Оказавшись в новом для себя месте, Мирэ присматривалась к непривычному для нее окружению. И хотя ее пугали монотонность, однообразие, отсутствие внешних впечатлений, она могла все это принять и счастливо смириться со всем… при одном условии. Этим условием был Он. Безымянный, вымечтанный, неземной, гамсуновский Глан[9] (в письмах она только так его и называет!) должен был осветить ее неприютную, призрачную жизнь любовью, теплотой, человеческой признательностью, доверительными разговорами. Но разговоров как раз и не было. Муж оказался молчуном. Все попытки Александры Михайловны что-либо понять об его отношении к жизни не увенчивались успехом. Он не пускал ее в свой внутренний мир. Да и был ли этот мир у него? По крайней мере, тот, какой был нужен Шурочке! Ведь поместивший в брачной газете объявление агроном в первую очередь, видимо, все же искал хозяйку дома, аккуратную, бережливую женщину, а не экзальтированную особу, помешавшуюся на любви. С мужской точки зрения – это наихудший вид «помешательства»!

Не получив желаемого, Александра Михайловна взбунтовалась. Подробности их расставания неизвестны. Скорее всего, это был взрыв, истерика, резкое неприятие установившейся нормы отношений. Безусловно, свою роль сыграла и душевная болезнь. А может быть, это было не заболевание, а та беспредельная, немыслимая высота требований, которые не «прививаются» к реальной жизни. Ведь свое представление о любви, свой идеал любовного накала переживаний она «без скидок» переносила на взаимоотношения с мужчинами, что и приводило к бесконечным разочарованиям. Если бы ее будущий супруг до того, как «выписывать» себе из Петербурга невесту, удосужился прочитать хотя бы один ее рассказ! Ну хотя бы «Белый ключ» (1910), в котором она заставила пережить свою героиню Ольгу сладостные минуты той настоящей любви, о которой сама мечтала всю жизнь, той, которая для нее всегда была «оправданием и завершением всего, что есть и что будет»[10], то ему бы стало ясно, что от такой женщины надо бежать куда глаза глядят…

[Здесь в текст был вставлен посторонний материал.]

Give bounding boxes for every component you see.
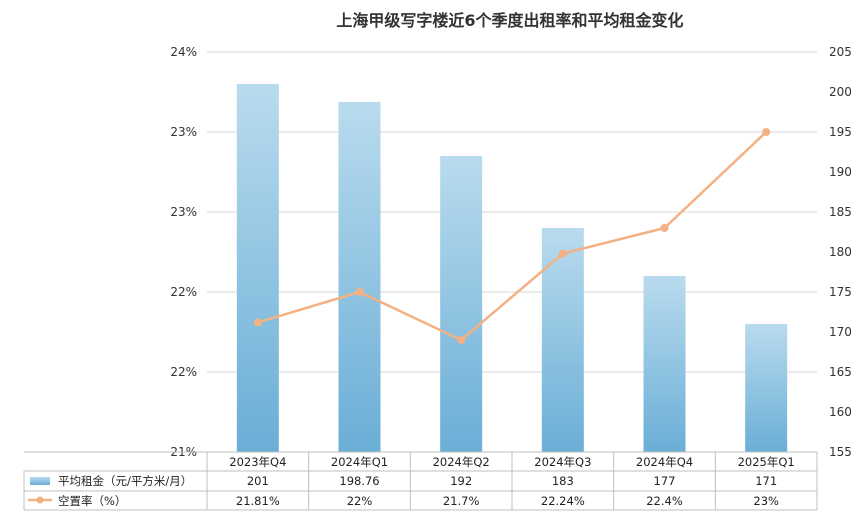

Разбитая, опустошенная, она вернулась в Петербург. В ее окружении четко обозначились «мужская» и «женская» трактовки произошедшего: «В Петербурге виделась со всеми. Все женщины говорили, что я хорошо сделала, что уехала, а мужчины (Федор Сологуб и Вячеслав Иванов) сказали, что я была, вероятно, во многом не права…» Она так и не оправилась от пережитого. С этого момента начинаются ее метания. Нигде она не может оставаться надолго. В паспорте появляются штампы разных городов… Ее неотступно преследует чувство вины и раскаяния. Она упорно продолжает анализировать происшедшее… «Я все сама напортила. Мой муж, как я теперь сознаю, очень, очень любил меня, и, если бы я не нервничала и не делала бы таких глупостей и верила бы ему, у нас была бы хорошая жизнь. Какой ужас сознавать это теперь, когда все кончено. Я была тогда под гипнозом недоверия. Нервы много лучше. Теперь владею собой, но боль временами ужасна» (подчеркнуто автором. – М. М.).

Мысль о неосуществленной любви к покинутому Глану терзает ее. Она писала: «Я его очень сильно люблю, всем существом, очень глубоко. В этой любви много мучений, но я, как недавно прочитала в романе Коллет Вилли[11], “не променяла бы этих мучений на самую большую радость”… Помните, я говорила Вам раньше, что хотела бы знать, что такое настоящая любовь, не мимолетное увлечение, а любовь (выделено автором. – М. М.). Теперь я узнала ее…»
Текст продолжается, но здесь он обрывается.